Beschluss des OLG Schleswig-Holstein vom 25.02.2013

Ermittlungspflicht des Nachlassgerichtes

Aktenzeichen: 10 WF 204/12

Der wesentliche Inhalt der Entscheidung (Zusammenfassung):

Das Urteil setzt sich mit der Frage auseinander, in welchem Umfang das Nachlassgericht verpflichtet ist, die Frage der Überschuldung des Nachlasses zu überprüfen, wenn das Nachlassgericht darüber zu entscheiden hat, ob es die Ausschlagung der Erbschaft durch die sorgeberechtigten Eltern für ihr minderjähriges Kind genehmigen soll. Im vorliegenden Fall hatte das Nachlassgericht sich darauf beschränkt, die Nachforschungen zur Frage der Überschuldung des Nachlasses durch gerichtsinterne Ermittlungen vorzunehmen. Die Frage, mit der sich das OLG Schleswig-Holstein auseinandersetzen musste, war, ob das Gericht mit dieser Beschränkung seiner Pflicht zur Amtsermittlung bezüglich des Sachverhaltes, auf dessen Grundlage es zu entscheiden hat, genügt.

(Ermittlungspflicht des Nachlassgerichtes)

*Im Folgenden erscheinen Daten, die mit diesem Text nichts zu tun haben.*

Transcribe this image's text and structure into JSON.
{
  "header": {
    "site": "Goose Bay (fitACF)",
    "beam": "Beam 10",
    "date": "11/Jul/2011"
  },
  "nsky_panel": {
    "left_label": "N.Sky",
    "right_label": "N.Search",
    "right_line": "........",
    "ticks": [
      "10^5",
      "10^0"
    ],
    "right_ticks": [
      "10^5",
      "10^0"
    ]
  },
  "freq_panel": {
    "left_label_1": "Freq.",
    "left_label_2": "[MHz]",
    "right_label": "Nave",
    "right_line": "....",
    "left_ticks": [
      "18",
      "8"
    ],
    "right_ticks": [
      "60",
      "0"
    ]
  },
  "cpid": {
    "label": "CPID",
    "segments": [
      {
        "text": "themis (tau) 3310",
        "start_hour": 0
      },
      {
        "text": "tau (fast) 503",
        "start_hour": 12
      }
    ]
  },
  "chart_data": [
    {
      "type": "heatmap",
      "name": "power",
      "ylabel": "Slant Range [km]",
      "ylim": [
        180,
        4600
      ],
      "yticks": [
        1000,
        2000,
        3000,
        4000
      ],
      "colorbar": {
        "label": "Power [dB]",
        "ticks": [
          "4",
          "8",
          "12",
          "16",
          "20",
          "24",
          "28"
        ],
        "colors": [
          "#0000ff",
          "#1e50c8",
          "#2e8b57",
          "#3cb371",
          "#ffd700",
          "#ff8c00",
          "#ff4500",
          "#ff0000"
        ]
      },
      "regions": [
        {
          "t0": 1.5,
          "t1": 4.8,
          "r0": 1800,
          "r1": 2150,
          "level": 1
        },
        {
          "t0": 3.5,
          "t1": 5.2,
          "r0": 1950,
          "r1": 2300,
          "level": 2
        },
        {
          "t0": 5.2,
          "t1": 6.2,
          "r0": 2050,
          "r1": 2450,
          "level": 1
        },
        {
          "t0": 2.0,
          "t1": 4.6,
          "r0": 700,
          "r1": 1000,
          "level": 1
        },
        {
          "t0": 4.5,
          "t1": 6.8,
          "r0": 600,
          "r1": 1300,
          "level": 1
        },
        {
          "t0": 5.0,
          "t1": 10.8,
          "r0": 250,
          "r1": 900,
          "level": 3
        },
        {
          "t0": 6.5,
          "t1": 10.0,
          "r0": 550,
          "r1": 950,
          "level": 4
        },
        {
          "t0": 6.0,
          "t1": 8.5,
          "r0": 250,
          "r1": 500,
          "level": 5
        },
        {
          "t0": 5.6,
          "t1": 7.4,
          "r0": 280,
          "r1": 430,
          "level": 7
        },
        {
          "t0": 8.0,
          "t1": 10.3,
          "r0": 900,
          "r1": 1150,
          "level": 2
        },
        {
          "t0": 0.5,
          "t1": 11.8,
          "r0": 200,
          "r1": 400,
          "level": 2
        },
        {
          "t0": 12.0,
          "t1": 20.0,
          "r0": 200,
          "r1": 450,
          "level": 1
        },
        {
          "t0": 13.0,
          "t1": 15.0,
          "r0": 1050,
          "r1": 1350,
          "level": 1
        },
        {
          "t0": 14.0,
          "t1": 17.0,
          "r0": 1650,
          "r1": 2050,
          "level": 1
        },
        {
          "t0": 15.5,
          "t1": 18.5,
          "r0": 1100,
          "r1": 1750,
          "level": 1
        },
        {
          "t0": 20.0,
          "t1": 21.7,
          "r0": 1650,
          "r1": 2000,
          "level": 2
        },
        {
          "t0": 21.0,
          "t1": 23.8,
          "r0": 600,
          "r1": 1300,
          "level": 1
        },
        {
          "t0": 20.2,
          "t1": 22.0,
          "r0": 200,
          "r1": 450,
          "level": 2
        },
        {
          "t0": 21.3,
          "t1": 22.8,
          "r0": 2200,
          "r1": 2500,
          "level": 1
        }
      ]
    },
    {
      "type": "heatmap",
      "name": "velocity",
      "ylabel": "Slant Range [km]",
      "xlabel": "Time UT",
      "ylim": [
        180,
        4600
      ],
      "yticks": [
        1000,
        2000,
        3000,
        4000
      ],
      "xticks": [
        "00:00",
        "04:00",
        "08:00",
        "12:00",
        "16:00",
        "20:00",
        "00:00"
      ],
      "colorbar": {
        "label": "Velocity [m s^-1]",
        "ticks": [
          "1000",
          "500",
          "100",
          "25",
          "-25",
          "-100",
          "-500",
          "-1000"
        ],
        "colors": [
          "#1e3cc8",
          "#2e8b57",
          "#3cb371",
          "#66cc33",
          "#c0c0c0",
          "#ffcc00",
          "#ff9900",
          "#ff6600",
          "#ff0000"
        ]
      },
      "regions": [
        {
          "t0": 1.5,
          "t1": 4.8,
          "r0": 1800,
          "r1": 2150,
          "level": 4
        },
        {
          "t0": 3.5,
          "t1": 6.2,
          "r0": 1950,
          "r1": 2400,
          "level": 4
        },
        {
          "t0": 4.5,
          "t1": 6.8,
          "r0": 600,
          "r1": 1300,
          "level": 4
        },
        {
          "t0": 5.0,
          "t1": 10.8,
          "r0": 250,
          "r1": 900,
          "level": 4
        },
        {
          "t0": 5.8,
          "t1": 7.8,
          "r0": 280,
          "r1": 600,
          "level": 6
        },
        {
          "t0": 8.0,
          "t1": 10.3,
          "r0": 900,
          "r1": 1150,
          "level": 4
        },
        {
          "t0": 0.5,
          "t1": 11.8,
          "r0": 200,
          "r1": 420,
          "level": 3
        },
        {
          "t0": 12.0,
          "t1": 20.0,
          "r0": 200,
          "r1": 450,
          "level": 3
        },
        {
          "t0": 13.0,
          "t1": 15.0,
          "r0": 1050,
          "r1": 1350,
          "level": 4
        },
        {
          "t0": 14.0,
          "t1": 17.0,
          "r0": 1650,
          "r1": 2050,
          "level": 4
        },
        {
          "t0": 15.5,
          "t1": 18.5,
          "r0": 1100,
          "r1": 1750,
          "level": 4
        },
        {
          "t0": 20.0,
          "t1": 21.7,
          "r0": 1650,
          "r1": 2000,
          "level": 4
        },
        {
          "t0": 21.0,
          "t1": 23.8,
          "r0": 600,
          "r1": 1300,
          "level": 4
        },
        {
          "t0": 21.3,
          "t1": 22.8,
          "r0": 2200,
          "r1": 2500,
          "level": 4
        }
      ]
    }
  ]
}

Kurzbesprechung der Entscheidung:

Die Entscheidung bezieht sich auf ein Nachlassverfahren, in dessen Rahmen die sorgeberechtigten Eltern für ihr minderjähriges Kind die Erbschaft ausschlagen wollten.
Die Eltern begründeten die Ausschlagung der Erbschaft damit, dass Sie davon ausgehen, dass der Nachlass überschuldet ist. Aus Sicht des Nachlassgerichtes ergab sich aus dem Sachvortrag der Eltern nicht, dass der Tatbestand der Überschuldung des Nachlasses als nachgewiesen angesehen werden konnte. Das Gericht war daher gezwungen, im Rahmen seiner Entscheidung über die Genehmigung der Ausschlag der Erbschaft durch die Eltern, die Frage der Überschuldung des Nachlasses von Amts wegen zu klären.
Das Nachlassgericht beschränkte sich bei seinen Nachforschungen auf gerichtsinterne Ermittlungen. Diese gerichtsinterne Ermittlungen führten aus Sicht des Nachlassgerichtes nicht zum Nachweis der Überschuldung des Nachlasses. Die von den Eltern erklärte Ausschlagung der Erbschaft wurde daher vom Nachlassgericht nicht genehmigt, da das Nachlassgericht die Überschuldung nicht feststellen konnte und daher im weiteren Verfahren davon ausging, dass die Ausschlagung im Interesse des Kindeswohles nicht geboten war.
Gegen diese Entscheidung des Nachlassgerichtes wandten sich die Eltern. Das angerufene OLG Schleswig-Holstein gab der Beschwerde statt. Das OLG Schleswig-Holstein begründet diese Entscheidung damit, dass sich das Nachlassgericht im Rahmen seiner Pflicht zur Sachaufklärung nicht darauf beschränken darf, gerichtsinterne Ermittlungen vorzunehmen. Aus dem Grundsatz der so genannten Amtsermittlung ergibt sich für das Nachlassgericht vielmehr, dass dieses verpflichtet ist, auch Ermittlungen außerhalb des Gerichtes vorzunehmen. Im vorliegenden Fall verwies das OLG Schleswig-Holstein das Nachlassgericht insbesondere auf die Möglichkeit, entsprechende Auskünfte von nahen Verwandten des Erblassers über dessen Vermögensverhältnisse zum Todeszeitpunkt einzuholen.
Auf der Grundlage der vorliegenden Entscheidung können insbesondere Eltern, die seit langer Zeit keinen Kontakt mehr zum Erblasser hatten, vom Nachlassgericht verlangen, dass dieses die Ermittlungen durchführt, die zur Überprüfung der Beschuldigung des Nachlasses notwendig sind und zu der die Eltern selbst praktisch nicht in der Lage sind.